Yahoo Provides Insight Part 2

Written By: admin Posted On: May 21, 2009 Tags: , ,

As companies see an increasing need to do business with the more stable brick-and-mortar companies, growth in the Internet sector has slowed, and that has spooked high-growth investors. Yahoo’s revenues on a year-over-year basis may have increased 90 percent, but sequential growth was only 8 percent. In the first and second quarters, Yahoo’s sequential revenue growth rates were 14 percent and 18 percent, respectively.

Investors are bailing out of the sector over a long list of things, which includes lack of profitability, and revenue assumptions that were wildly optimistic. As reality sank in that some assumptions were too good to be true, so did the reality that stocks were still too expensive. As the market has struggled to figure how to appropriately price technology, technology stocks have gone through a painful, multistage revaluation. Tech stocks are a lot cheaper now than in the spring, but it’s difficult to make the case that they’re attractively valued. The problem is that even including the effects of this tech correction; investors are still paying a hefty premium for tech stocks over nontech companies with similar growth rates. According to research from Merrill Lynch’s quantitative group, tech companies that Merrill analysts expect will grow at 30% or more over the next five years have forward P/Es that are nearly double those of nontech companies expected to show similar growth. That investors are willing to pay nearly twice as much for tech growth is a little ridiculous.

One other problem is that the growth rates that analysts have been assuming for tech have lately been called into question. Growth in technology earnings generally has been trending up. Lately, however, a series of earnings warnings have suggested that tech profits are far more beholden to economic cycles than investors had assumed. “I think tech could still correct further,” says Morgan Stanley Dean Witter chief U.S. investment strategist Byron Wien. “So many companies are disappointing that people are questioning what the growth rate is. It’s one thing to pay one or two or three times the growth rate if you know what the growth rate is. It’s another thing if you do not.”

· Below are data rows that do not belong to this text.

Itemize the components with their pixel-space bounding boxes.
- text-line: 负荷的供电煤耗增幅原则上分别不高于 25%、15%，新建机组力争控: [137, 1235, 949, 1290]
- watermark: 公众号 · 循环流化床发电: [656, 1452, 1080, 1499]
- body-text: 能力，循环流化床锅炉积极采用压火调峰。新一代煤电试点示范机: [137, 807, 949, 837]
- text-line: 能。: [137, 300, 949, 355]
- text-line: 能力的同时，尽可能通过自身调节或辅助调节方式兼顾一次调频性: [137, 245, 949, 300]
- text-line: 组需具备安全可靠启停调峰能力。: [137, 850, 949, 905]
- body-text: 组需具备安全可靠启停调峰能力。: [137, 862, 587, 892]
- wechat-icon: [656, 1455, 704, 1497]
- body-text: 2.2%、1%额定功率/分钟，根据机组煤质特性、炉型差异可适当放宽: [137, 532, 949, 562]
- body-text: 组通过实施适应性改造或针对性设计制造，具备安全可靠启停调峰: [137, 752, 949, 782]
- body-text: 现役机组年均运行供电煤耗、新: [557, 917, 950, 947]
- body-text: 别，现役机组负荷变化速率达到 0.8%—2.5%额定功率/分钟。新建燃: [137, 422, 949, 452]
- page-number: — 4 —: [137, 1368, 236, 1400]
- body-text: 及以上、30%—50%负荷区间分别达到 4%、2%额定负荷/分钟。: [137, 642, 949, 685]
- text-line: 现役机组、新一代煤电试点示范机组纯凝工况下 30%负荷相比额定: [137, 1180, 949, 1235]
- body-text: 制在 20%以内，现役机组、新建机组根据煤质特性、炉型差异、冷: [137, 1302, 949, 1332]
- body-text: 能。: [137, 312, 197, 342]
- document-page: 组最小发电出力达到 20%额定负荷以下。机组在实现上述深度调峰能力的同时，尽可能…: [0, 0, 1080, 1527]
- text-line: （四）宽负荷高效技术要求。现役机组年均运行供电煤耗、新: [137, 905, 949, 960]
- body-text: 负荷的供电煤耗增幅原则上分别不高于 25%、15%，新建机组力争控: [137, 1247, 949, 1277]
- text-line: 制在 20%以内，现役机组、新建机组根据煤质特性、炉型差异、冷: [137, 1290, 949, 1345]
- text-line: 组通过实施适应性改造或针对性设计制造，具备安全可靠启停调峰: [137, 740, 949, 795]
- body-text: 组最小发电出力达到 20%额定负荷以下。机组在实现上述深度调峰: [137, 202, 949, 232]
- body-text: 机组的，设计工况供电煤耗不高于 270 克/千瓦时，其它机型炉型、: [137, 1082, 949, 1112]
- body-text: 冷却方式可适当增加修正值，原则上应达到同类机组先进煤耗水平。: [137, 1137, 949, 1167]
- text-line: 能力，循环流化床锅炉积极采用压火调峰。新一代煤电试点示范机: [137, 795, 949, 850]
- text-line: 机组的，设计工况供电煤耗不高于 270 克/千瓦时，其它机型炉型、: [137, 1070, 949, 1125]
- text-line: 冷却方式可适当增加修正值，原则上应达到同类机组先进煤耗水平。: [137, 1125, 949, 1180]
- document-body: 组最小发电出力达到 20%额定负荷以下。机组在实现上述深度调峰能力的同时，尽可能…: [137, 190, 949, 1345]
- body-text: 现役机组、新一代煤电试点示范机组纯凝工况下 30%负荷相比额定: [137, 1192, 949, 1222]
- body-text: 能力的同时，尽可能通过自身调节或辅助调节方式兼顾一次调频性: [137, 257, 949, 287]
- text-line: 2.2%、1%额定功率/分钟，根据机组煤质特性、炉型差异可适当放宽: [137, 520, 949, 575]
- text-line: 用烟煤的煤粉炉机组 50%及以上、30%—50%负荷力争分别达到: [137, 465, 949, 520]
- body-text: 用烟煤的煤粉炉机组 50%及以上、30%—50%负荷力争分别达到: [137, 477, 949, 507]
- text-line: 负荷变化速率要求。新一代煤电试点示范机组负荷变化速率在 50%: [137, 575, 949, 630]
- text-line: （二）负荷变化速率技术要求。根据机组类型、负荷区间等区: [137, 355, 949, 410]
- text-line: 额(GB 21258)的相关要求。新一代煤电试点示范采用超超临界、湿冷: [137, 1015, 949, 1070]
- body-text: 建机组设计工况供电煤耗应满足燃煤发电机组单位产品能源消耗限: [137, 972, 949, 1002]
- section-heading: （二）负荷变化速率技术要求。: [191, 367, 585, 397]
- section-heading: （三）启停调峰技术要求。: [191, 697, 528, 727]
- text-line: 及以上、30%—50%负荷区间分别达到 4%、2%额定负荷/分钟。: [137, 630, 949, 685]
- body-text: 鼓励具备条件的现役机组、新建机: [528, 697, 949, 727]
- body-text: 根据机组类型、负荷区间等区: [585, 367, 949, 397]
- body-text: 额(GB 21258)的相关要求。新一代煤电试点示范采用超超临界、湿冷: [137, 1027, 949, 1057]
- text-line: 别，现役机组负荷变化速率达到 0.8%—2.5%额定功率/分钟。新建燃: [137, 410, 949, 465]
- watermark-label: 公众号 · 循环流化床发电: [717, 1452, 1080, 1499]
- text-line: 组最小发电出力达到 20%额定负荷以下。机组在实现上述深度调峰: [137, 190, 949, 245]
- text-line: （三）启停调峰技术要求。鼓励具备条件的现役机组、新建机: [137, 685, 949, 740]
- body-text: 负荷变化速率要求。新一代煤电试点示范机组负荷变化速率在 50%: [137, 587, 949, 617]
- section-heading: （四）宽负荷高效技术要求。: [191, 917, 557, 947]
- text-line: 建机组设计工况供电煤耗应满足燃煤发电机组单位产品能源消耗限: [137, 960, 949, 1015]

As far as Yahoo’s recent numbers go, they show that Yahoo may be financially strong and large enough to survive the Internet shakeout. And unlike most Net stocks, Yahoo has already successfully completed the path to profitability. There certainly is reason to be wary about the advertising market in the short term, but these concerns have brought Yahoo’s stock price down to an attractive level for a long-term investor.